The new Statements of Recommended Practice for charity accounts were published in July. For the first time there were two charity Sorps, one of which was for smaller charities, although this is likely to be abolished as early as 2016. Before you know it, there will be another new Sorp; the Charity Commission and the Office of the Scottish Charity Regulator appointed a new Sorp committee that will serve until 2018.
In the same month, a government announcement that it was dropping plans to make it harder to set up a charity for tax-avoidance purposes was welcomed by the sector. There had been concerns that the proposed powers were disproportionate and would have caused collateral damage to legitimate charities. HM Revenue & Customs claimed two victories against people abusing charities for tax avoidance, one in April and another in May.
In the last months of the year the demise of BeatBullying, a previously lauded charity that went into liquidation in November owing more than £1m to assorted creditors, left a number of people out of jobs and others asking where it all went wrong.

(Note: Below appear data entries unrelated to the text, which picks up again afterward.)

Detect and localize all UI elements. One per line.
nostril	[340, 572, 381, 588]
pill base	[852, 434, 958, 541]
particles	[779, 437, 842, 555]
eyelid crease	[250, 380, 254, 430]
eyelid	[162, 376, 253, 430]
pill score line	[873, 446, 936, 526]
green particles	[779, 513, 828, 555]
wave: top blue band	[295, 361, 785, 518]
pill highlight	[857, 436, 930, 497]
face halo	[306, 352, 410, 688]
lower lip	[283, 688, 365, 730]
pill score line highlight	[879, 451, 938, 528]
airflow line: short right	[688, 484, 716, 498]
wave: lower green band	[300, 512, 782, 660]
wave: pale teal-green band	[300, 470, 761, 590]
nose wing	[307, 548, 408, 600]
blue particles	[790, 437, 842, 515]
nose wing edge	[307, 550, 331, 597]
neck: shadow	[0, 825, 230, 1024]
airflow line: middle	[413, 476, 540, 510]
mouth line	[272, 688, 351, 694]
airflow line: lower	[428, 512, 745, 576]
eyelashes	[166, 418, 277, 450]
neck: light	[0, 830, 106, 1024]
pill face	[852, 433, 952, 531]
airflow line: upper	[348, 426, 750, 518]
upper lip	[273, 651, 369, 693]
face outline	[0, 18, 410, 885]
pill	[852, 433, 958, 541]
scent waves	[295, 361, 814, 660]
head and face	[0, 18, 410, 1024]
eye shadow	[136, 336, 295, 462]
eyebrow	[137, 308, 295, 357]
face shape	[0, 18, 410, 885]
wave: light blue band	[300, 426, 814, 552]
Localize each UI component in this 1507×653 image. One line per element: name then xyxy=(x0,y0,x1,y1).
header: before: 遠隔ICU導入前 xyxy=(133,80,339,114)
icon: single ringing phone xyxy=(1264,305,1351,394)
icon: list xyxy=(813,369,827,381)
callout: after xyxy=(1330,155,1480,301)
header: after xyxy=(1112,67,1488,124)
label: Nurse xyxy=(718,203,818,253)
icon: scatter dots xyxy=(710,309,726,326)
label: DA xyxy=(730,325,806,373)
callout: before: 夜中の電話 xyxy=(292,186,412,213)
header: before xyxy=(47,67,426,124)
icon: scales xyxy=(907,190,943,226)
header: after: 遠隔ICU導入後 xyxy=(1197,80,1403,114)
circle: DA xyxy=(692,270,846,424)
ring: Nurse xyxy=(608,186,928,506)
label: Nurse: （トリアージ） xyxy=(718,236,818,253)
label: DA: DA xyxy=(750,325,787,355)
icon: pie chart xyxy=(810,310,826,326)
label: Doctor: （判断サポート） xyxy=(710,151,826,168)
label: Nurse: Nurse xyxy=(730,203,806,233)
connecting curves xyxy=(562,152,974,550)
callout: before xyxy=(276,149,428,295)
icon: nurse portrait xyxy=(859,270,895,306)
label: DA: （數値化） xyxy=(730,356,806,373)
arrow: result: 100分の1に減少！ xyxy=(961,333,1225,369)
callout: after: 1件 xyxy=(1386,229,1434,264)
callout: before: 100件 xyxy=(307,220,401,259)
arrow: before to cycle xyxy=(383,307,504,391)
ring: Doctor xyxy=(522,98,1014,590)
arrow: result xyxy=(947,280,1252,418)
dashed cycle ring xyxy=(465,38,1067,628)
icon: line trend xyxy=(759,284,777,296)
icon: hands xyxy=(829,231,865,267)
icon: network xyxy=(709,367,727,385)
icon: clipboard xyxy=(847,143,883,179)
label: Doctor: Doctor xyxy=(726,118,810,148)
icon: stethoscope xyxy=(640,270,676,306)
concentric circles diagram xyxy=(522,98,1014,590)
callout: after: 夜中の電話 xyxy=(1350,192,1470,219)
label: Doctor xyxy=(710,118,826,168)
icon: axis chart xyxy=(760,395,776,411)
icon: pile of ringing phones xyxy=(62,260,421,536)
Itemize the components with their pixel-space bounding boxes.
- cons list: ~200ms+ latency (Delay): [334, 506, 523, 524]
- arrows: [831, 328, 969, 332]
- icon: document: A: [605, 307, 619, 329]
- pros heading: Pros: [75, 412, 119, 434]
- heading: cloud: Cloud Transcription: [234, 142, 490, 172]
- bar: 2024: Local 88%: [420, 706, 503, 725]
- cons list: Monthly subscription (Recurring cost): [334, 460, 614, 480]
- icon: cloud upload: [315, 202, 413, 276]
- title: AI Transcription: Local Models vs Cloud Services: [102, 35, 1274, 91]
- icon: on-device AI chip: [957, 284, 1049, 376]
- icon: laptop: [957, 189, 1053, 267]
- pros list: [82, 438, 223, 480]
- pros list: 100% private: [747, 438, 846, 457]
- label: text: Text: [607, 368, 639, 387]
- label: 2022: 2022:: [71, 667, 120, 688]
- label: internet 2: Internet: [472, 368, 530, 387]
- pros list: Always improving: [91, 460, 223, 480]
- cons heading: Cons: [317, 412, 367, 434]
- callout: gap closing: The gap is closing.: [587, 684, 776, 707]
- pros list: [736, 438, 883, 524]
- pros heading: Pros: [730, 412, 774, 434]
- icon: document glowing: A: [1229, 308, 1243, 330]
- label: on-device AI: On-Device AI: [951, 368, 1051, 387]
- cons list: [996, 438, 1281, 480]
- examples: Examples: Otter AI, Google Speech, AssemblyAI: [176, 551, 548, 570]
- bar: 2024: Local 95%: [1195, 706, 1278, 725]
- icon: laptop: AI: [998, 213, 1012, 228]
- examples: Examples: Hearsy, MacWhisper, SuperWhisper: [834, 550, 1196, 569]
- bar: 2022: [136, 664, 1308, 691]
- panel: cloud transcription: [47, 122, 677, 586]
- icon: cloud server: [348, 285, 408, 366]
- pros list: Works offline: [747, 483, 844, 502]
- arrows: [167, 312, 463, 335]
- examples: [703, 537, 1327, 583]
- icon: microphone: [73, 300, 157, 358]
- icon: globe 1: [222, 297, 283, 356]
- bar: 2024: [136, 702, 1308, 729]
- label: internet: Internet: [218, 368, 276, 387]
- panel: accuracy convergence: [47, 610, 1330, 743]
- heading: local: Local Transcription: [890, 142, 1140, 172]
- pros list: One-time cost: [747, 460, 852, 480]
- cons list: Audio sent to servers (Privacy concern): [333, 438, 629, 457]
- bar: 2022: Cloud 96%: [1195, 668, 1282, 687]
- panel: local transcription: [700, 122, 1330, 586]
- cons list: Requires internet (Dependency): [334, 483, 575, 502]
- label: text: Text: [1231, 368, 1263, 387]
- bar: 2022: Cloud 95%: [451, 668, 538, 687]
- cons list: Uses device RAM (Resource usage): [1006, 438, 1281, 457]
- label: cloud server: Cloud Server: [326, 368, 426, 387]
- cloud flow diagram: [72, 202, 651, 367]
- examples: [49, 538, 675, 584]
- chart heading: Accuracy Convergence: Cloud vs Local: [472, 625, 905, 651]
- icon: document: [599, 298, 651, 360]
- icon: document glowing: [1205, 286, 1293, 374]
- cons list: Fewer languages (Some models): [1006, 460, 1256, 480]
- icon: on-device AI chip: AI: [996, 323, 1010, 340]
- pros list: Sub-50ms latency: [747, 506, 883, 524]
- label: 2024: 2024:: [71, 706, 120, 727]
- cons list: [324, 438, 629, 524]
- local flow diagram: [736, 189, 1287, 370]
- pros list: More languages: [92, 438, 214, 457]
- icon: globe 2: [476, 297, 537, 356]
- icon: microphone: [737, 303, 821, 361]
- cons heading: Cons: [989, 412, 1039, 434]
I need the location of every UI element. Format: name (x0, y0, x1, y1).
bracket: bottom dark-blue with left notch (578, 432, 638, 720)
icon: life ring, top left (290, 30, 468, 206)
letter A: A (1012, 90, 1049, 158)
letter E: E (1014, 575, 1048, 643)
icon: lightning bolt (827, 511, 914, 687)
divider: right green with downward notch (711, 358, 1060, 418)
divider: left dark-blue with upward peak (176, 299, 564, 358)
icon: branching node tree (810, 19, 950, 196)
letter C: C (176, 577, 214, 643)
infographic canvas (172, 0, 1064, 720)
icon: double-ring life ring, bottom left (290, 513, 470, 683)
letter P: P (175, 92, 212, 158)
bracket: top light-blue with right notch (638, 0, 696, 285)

In December, a report into charity investments was published by the charity leaders group Acevo. It recommended more transparency on investments across the sector after the 2013 BBC Panorama exposé on the investments of Comic Relief, which included alcohol, tobacco and arms – all of which the charity pledged in May to remove from its portfolio in future.
Also this month, the Cabinet Office opened a consultation on raising the audit threshold for charities from £500,000 to £1m. The government has, however, so far resisted repeated calls from the sector to begin an early review of the Gift Aid Small Donations Scheme.